山口 そうだよ。プロからすれば「ふざけるな!」という世界ですよ。
――それがどうして馬場さんが指導を?
山口 なんでだろうね? まあ、ヒマなんだよ。当時のお父さんはヒマだったんだよ(笑)。
――ヒマだから!(笑)。
山口 理由を聞いたことないけどね。「社長、なんで来たんですか?」なんてはさ。当時の全日本は景気も良くなって後楽園ホールも毎回満員。馬場さんは前座で悪役商会とやるようになって余裕があったんだろうね。馬場さん、ジャージ姿で来たもんな。元子さん、和田京平さんの3人でさ。それで最初はソファーに座って学プロの練習を見てるんだよ。
――学プロの選手もそれはそれは緊張したでしょうねぇ(笑)。
山口 そうしたらさ、しばらく練習を眺めていた馬場さんが立ち上がって、リングで指導し始めるんだよ(笑)。
――うわあ!(笑)。
山口 天下のジャイアント馬場が学プロ連中に手取り足取り教えるんだよ(笑)。
――学プロのベーシックな動きが全日本流なのは、馬場さんの指導の影響が大きいんですかね。
山口 そうかもしれないね。そこにいたのがMEN'Sテイオー。
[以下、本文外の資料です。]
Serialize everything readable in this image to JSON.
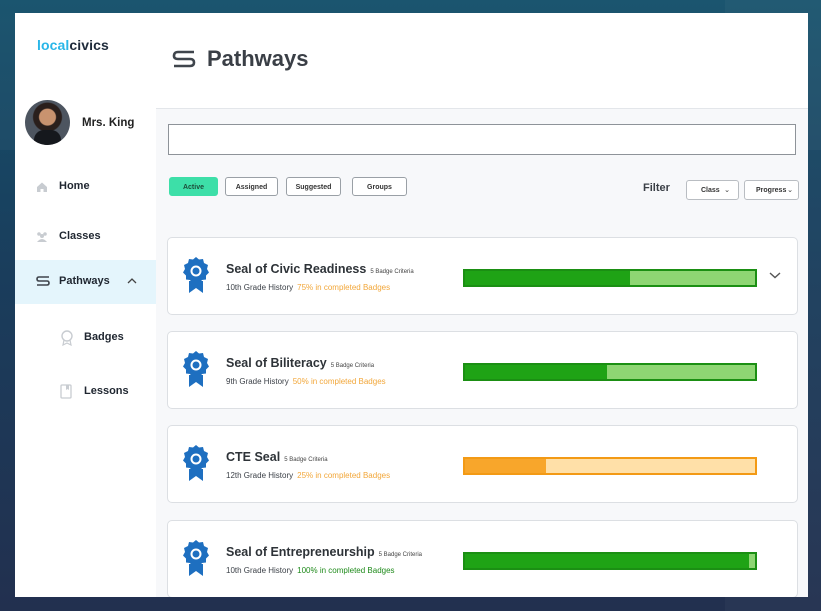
{
  "app": {
    "logo_part1": "local",
    "logo_part2": "civics"
  },
  "user": {
    "name": "Mrs. King"
  },
  "sidebar": {
    "items": [
      {
        "label": "Home",
        "icon": "home-icon"
      },
      {
        "label": "Classes",
        "icon": "classes-icon"
      },
      {
        "label": "Pathways",
        "icon": "pathways-icon",
        "active": true,
        "expanded": true
      },
      {
        "label": "Badges",
        "icon": "badge-outline-icon",
        "sub": true
      },
      {
        "label": "Lessons",
        "icon": "lesson-icon",
        "sub": true
      }
    ]
  },
  "header": {
    "title": "Pathways",
    "icon": "pathways-icon"
  },
  "search": {
    "placeholder": "",
    "value": ""
  },
  "tabs": [
    {
      "label": "Active",
      "active": true
    },
    {
      "label": "Assigned"
    },
    {
      "label": "Suggested"
    },
    {
      "label": "Groups"
    }
  ],
  "filter": {
    "label": "Filter",
    "class_label": "Class",
    "progress_label": "Progress"
  },
  "pathways": [
    {
      "title": "Seal of Civic Readiness",
      "criteria": "5 Badge Criteria",
      "grade": "10th Grade History",
      "progress_text": "75% in completed Badges",
      "progress": 0.57,
      "color": "green",
      "text_color": "#f2a73a",
      "expandable": true
    },
    {
      "title": "Seal of Biliteracy",
      "criteria": "5 Badge Criteria",
      "grade": "9th Grade History",
      "progress_text": "50% in completed Badges",
      "progress": 0.49,
      "color": "green",
      "text_color": "#f2a73a",
      "expandable": false
    },
    {
      "title": "CTE Seal",
      "criteria": "5 Badge Criteria",
      "grade": "12th Grade History",
      "progress_text": "25% in completed Badges",
      "progress": 0.28,
      "color": "orange",
      "text_color": "#f2a73a",
      "expandable": false
    },
    {
      "title": "Seal of Entrepreneurship",
      "criteria": "5 Badge Criteria",
      "grade": "10th Grade History",
      "progress_text": "100% in completed Badges",
      "progress": 0.98,
      "color": "green",
      "text_color": "#1e8a1a",
      "expandable": false
    }
  ],
  "colors": {
    "accent": "#29b6e8",
    "active_tab": "#3ddfa8",
    "bar_green_dark": "#1fa315",
    "bar_green_light": "#8ed673",
    "bar_orange_dark": "#f8a62b",
    "bar_orange_light": "#ffe0a8",
    "badge_blue": "#1e6fc0"
  }
}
彼は全日本というか馬場さん大好きだもん。
――『マニアックス』にはTPG絡みでコーチ役だったアポロ菅原さんも来てたんですよね。
山口 わけのわからない国際プロレス流のボディスラムを教えていたよ(笑)。
――団体によって違うんですねぇ。そんな『マニアックス』の存在が90年代のプロレス多団体時代を導いたといっても過言ではないですね。